Here is my question: are our greatest weaknesses inevitably millstones, things that weigh us down and prevent us from soaring?  If our greatest weakness is pride (and I think it is for most of us), this question is a hard one to answer.  A person with no pride is a person with no sense of self, or at least no allegiance to self.  If we do not take pride in anything we are or do, we have no identity, and without identity we are as good as dead.  In order to answer this question, then, I think we need to reexamine the concepts of weakness and strength.  We have all heard that our greatest weaknesses are also our greatest strengths, and we have also heard that strength is the opposite of weakness.  Is it possible for both of these statements to be true?  Ralph Waldo Emerson wrote that "our strength grows out of our weaknesses", a statement which indicates that it is possible.  In fact, it suggests that it is not only possible; it is necessary.  Strength and weakness are not one and the same, but strength must arise from weakness.  Weakness is the only origin of strength just as fear is the only origin of courage.  If there is nothing to fear, one cannot be brave; similarly, if there is no opportunity for pride, one cannot be humble.  False humility is worse than pride because pride is at least authentic.  True humility is the acknowledgement and subsequent overcoming of pride rather than a denial of pride's existence.  The irony of false humility is that it is weakness borne of weakness.  If we do not acknowledge the original weakness, it will only breed more weakness.
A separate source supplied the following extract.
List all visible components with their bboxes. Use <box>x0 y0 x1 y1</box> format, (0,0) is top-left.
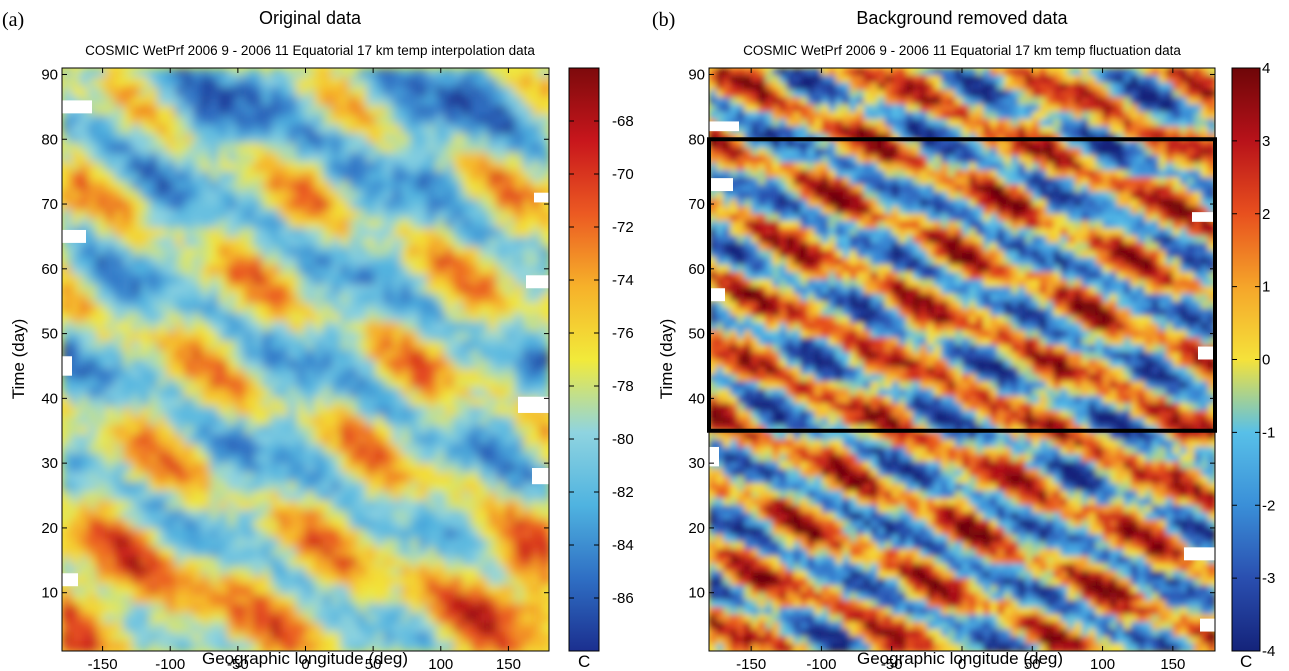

The key, then, is to understand one's own trouble trait well enough to know when its application is justified and unjustified.  If you struggle as I do with pride, stand up for yourself when you feel you need to and swallow your pride when you don't.  Ironically, sometimes humility means shutting your mouth and sometimes it means opening it.  I learned yesterday (a lesson I have admittedly "learned" countless times) that asking for help does not eradicate pride; if anything, it enables it.  After asking my aunt for help, I was able to take pride in the work she assigned me.  Of course, we will always struggle with our weaknesses, and none of us will be able to overcome them every time they rear their heads.  We are only human, after all.  Let's act like humans, then.  Let's apologize and forgive, never forgetting that our ability to forgive grows out of our ability to apologize.